As for electricity, John Ord, business director for thermal power and energy networks at MWH, told delegates that EfW plants were missing out on revenue. “The waste sector is ideally placed to provide the right size solutions” to help solve energy-management problems in local grids, he said.

Noting the need to manage power export around Triad or network red periods, he said that although mass burn plants had little flexibility, EfW plant using anaerobic digestion (AD) could arbitrate short-term on-site waste storage and power pricing. He said: “Changing the time at which you generate can have a massive improvement on your bottom line.”

Plants that could work around on-site gas levels “could see a 5-8% increase in revenue with no physical changes”, he said.

He also pointed out that different waste plant could offer different grid services, such as frequency reserve or demand response. Technically, plants using AD could offer similar services to CCGTs at local level, he said.

He called for distribution network operators to provide more information to prospective projects about points of connection that would bring the most system benefits.

For many EfW companies whose revenues have traditionally been dominated by waste throughput, the idea that turning generation up or down could be profitable has been a long time gaining acceptance, but Ord sparked interest from the audience.

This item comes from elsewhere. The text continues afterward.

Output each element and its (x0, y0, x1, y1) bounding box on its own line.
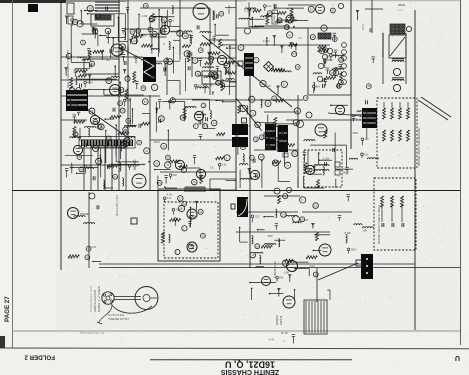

Meanwhile, companies that had started as landfill operators were looking again at those sites to see what extra energy services could be provided. Viridor’s MacAulay, for example, said that his company was working on a large cryogenic storage system at one of its landfill sites.

Using waste heat from existing gas engines, already used to generate power from methane tapped from the landfill, he said he expected the project to provide responsive power “more efficiently than pumped storage”.

 

 And we could still Grab some easy wins on heat

From 2015

The EU’s view:  making more from less in energy from waste

Plans for an “Energy Union” across the EU  include waste to energy. Speaking at ReThink’s Waste to Energy Summit in May, Jorge Diaz del Castillo of DG Environment said at that by the end of next year the EC aims to produce to a communication specifically on this energy source. The emphasis will be on producing more energy from less waste and “exploiting technology to the maximum”.
The Commission has several lines of approach.

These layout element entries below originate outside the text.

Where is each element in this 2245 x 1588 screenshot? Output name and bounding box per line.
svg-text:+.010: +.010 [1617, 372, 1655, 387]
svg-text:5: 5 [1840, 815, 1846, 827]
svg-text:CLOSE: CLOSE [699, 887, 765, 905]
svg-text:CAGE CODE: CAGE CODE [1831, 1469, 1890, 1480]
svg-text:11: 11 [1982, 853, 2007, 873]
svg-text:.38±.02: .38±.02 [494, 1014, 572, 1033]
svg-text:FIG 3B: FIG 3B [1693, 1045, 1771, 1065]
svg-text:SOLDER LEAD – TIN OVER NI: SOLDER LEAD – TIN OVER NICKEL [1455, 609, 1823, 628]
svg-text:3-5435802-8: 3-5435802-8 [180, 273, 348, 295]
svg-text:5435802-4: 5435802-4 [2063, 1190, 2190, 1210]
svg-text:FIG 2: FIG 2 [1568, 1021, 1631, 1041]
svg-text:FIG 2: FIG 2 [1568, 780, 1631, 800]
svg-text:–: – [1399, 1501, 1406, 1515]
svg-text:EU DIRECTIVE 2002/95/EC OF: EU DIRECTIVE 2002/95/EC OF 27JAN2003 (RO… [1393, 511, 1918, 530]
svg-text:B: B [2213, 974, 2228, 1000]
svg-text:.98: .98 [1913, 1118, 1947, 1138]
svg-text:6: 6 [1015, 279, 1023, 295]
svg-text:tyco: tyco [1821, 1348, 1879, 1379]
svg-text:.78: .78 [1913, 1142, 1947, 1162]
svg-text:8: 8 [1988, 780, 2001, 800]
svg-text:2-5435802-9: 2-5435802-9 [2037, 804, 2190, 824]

  • It will consider how to optimise processes. For example it will make use of research on “best available technologies” on incineration already under way.
  • It will assess the real potential contribution of advanced technologies like gasification and pyrolysis, which Castillo said “have been criticised as being not as efficient as it looks”. He pointed out that the EC had research and development funding of “€6 billion up for grabs for energy projects” between now and 2020 and that would support the necessary research.
  • The Commission will do a so-called Swot (strengths, weaknesses, opportunities, threats) analysis on the fuels used in energy from waste, such as RDF and SRF. “We’ll see what fuels are most interesting from a technical point of view”, he said.
  • Potential synergies will be explored between EfW and energy intensive industries that may have suitable waste materials available and a need for heat or steam.
  • The Commission will aim to make the use of the EU’s network of energy from waste facilities more efficient. Some have overcapacity and few have heat loads, and “we can make use of them in a more efficient way,” Castillo said, noting that although generally the EU would aim for local use of the waste, it was recognised that transporting it may be more efficient.
  • Finally, the Commission would re-examine the waste hierarchy to clarify the role of energy from waste. That would include asking when it was justified to depart from the hierarchy for certain waste streams. He mentioned for example low grade wood and plastic, or food waste that could be used in AD plants.